Independent samples Mann–Whitney U test, p = 0.000 thus rejecting the null hypothesis that the distribution of density is the same across regions with ID ≤ 100% and ID > 100%.

Regions with excessive institutional deliveries (Table 2) also exhibited the most outstanding OCFD in their locations (Table 3) which supports a high correlation of the two. This affirms the hypothesis that migration for obstetric care services from low OCFD to high OCFD regions could be an important driver for excessive institutional deliveries in high OCFD regions. Since OCFD is a proxy for distance a high OCFD improves geographical access to services thus promoting utilisation of maternity services [7,8,9,10].
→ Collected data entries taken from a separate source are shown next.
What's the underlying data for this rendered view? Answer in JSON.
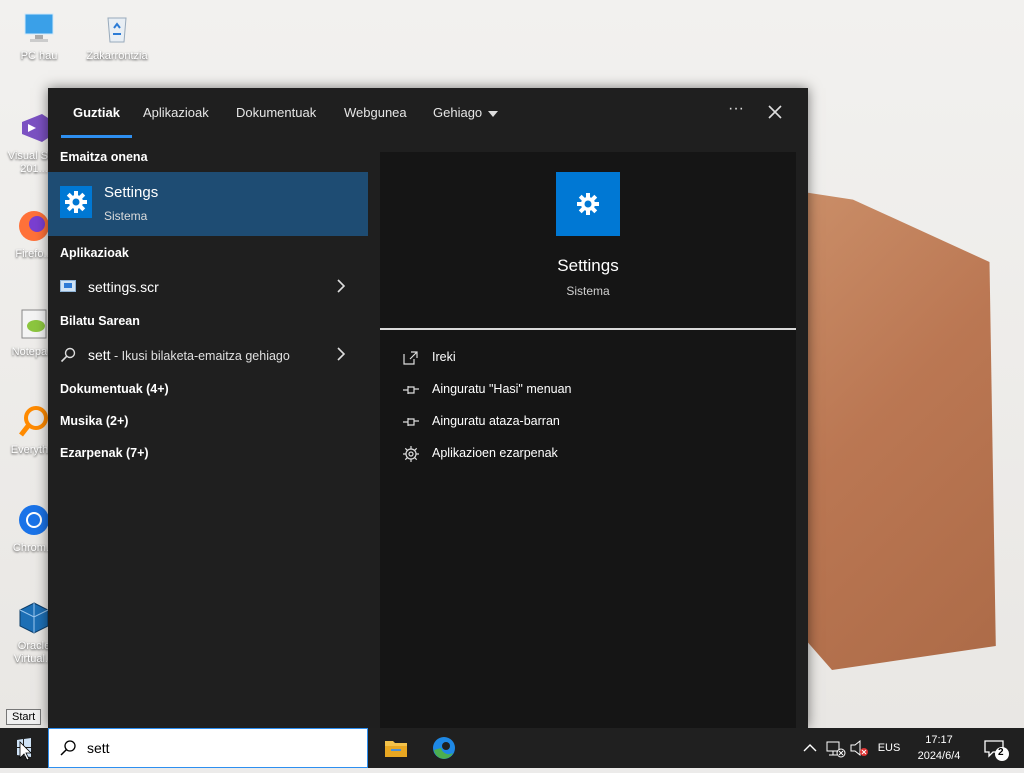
{
  "desktop": {
    "icons": [
      {
        "label": "PC hau",
        "icon": "computer-icon"
      },
      {
        "label": "Zakarrontzia",
        "icon": "recycle-bin-icon"
      },
      {
        "label": "Visual St... 201...",
        "icon": "visual-studio-icon"
      },
      {
        "label": "Firefo...",
        "icon": "firefox-icon"
      },
      {
        "label": "Notepa...",
        "icon": "notepad-plus-icon"
      },
      {
        "label": "Everyth...",
        "icon": "everything-search-icon"
      },
      {
        "label": "Chrom...",
        "icon": "chrome-icon"
      },
      {
        "label": "Oracle Virtual...",
        "icon": "virtualbox-icon"
      }
    ],
    "tooltip": "Start"
  },
  "search_flyout": {
    "tabs": [
      {
        "label": "Guztiak",
        "active": true
      },
      {
        "label": "Aplikazioak",
        "active": false
      },
      {
        "label": "Dokumentuak",
        "active": false
      },
      {
        "label": "Webgunea",
        "active": false
      },
      {
        "label": "Gehiago",
        "active": false
      }
    ],
    "more_options": "···",
    "best_match": {
      "section": "Emaitza onena",
      "title": "Settings",
      "subtitle": "Sistema"
    },
    "apps_section": "Aplikazioak",
    "app_result": "settings.scr",
    "web_section": "Bilatu Sarean",
    "web_query": "sett",
    "web_suffix": " - Ikusi bilaketa-emaitza gehiago",
    "categories": [
      "Dokumentuak (4+)",
      "Musika (2+)",
      "Ezarpenak (7+)"
    ],
    "preview": {
      "title": "Settings",
      "subtitle": "Sistema",
      "actions": [
        {
          "label": "Ireki",
          "icon": "open-icon"
        },
        {
          "label": "Ainguratu \"Hasi\" menuan",
          "icon": "pin-icon"
        },
        {
          "label": "Ainguratu ataza-barran",
          "icon": "pin-icon"
        },
        {
          "label": "Aplikazioen ezarpenak",
          "icon": "gear-icon"
        }
      ]
    }
  },
  "taskbar": {
    "search_value": "sett",
    "language": "EUS",
    "time": "17:17",
    "date": "2024/6/4",
    "notification_count": "2"
  },
  "colors": {
    "accent": "#0078d4",
    "best_match_bg": "#1e4c73",
    "flyout_bg": "#1f1f1f",
    "taskbar_bg": "#202020"
  }
}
The regions with excessive institutional deliveries in Table 2 exhibit the most outstanding OCFD (Table 3) among the regions in their locations. Mara region was also neighbouring Tanzania-Kenyan border but the Institutional delivery rates, OCFD on the Kenyan side and the easiness to migrate across-border were not determined.

It is unlikely that OCFD is the only factor that accounts for excessive institutional deliveries in the four regions. The OCFD disparities seen among the regions with excessive institutional deliveries and their neighbourhoods could be a manifestation of economic inequity among them, which could also lead to better quality of obstetric care services in these 4 regions. However, in the primary analysis of the survey data, measures of EmONC quality of care such as availability of functional basic EmONC functions, Case fatality rate and caesarean section rates were not consistent with these four compared to the neighbourhood. This underscores the importance of OCFD as a cause for migration rather than the quality of service provided by the facilities in the four regions.

Limitations and implications

One of the limitations of this analysis is the failure to establish the threshold of OCFD disparity level that triggers migration for obstetric care services from the neighbourhood. Moreover, the 2015 survey did not interview service providers and women seeking obstetric care services in order to demonstrate the existence of cross-border migration and the motives behind it. Nevertheless, the implication is that, inequitable distribution of OCFD among regions can ultimately lead to overcrowded maternity services and delivery rooms and overwhelmed resources, thus defeating the primary intention of improved quality of obstetric care and this contradicts with UN process indicators that advocates for 500,000 population to served with 4 Basic and 1 Comprehensive EmONC facilities. Future studies should include surveys of Obstetric care facilities to confirm the migration for obstetric care services, other factors that contribute to excessive institutional deliveries in the four regions and the economic impact of this migration if it real exists.